どんなに丈夫な金庫でも、カギがなければ意味が無い

「銀行は信用できん」というのが祖父の口癖だった。理由を聞いても、よほど思い出したくないことがあるのか答えようとはしなかったけれど、昔は自営業をしていた祖父と銀行との間に色々なトラブルがあっただろうことは容易に想像がつく。頑固で他人の意見を絶対に聞かない祖父だったから、きっとそのトラブルも相当こじれてしまったんだろうということも。

そんな銀行不信の祖父は、全財産を家の金庫に保管していた。よほどの財産があるのか何なのか知らないけれど、金庫と言っても洋服ダンスくらい大きくて、きっと天変地異が起きても、宇宙人が日本に襲来して爆弾を祖父の家に落とそうとも、きっとびくともしないだろうなと思われるくらい、祖父の性格がそのまま形になったような頑丈で物々しい金庫だ。

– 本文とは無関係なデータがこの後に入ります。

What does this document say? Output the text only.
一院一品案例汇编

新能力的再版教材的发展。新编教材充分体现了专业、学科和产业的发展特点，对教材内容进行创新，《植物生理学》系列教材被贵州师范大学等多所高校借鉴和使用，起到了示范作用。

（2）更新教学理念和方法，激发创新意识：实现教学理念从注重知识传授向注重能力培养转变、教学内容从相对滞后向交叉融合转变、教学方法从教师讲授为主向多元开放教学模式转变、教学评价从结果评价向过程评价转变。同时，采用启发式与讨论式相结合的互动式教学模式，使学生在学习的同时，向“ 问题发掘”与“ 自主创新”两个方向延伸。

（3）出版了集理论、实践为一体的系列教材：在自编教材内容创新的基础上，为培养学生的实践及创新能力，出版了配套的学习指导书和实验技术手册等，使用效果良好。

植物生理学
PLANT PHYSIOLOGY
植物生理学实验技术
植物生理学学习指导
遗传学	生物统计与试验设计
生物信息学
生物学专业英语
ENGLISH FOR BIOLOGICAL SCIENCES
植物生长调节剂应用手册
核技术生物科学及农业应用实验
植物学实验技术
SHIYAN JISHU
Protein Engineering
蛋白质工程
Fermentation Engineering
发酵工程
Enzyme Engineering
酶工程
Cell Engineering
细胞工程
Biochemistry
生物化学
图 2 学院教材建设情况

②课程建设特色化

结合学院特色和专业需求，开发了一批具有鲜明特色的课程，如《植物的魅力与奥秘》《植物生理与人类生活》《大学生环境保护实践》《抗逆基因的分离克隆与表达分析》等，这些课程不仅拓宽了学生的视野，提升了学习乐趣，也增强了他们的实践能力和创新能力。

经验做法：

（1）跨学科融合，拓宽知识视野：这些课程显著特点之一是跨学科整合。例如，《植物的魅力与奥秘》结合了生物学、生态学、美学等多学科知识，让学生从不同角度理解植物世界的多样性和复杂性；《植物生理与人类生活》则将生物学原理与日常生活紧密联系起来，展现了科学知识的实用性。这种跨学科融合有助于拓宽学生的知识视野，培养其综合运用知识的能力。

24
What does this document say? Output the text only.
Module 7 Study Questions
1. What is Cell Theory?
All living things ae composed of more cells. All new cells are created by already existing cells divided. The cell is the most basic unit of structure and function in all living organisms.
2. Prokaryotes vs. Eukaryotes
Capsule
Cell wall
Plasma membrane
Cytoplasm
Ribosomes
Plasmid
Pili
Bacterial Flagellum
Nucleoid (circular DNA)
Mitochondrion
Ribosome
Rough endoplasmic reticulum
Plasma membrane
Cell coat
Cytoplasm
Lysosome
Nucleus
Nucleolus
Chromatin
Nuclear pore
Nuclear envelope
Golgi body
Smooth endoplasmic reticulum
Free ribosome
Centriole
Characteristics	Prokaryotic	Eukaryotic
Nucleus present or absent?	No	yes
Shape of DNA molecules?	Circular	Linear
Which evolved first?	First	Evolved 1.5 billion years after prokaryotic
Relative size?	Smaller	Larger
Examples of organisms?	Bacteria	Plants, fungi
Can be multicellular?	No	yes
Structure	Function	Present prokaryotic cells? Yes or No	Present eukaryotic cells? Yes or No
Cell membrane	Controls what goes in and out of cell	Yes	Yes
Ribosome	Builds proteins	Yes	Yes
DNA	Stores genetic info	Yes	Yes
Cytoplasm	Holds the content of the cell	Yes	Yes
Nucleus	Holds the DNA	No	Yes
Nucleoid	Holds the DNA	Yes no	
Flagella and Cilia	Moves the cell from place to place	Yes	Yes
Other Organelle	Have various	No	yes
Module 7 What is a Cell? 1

その金庫に何が入っているのかを知っているのは祖父だけだった。祖母ですら金庫の中身はおろか、カギの在り処さえ教えてもらえなかったのだ。「万が一のときのためにせめてお袋にだけはカギの場所を教えておけよ」という私の父の再三の忠告も聞かず、祖父は祖母にカギの場所を教えないまま、結局認知症になってしまい、とうとう祖父ですらもカギの場所が分からなくなってしまったのだった。そして去年祖父は帰らぬ人となってしまったので、本当に真相は闇の中になってしまった。残された私達は、それこそ必死になって家中をひっくり返すようにカギを探したけれど、いくら探してもカギは見つからなかった。決して開かない金庫を眺めながら、私たちはため息をつくしかできなかった。

どんなに丈夫な金庫でも、カギがなければ意味がないのだ。どんな金庫でも開けるという鍵師という人がテレビで特集されていたので、そういう人にお願いするか、もしくはチェーンソーか何かで穴を開けて実力行使をするという手段を取るか。そこまでして空っぽだったらどうする?という私の質問に、重い沈黙が家族間に流れたのだった。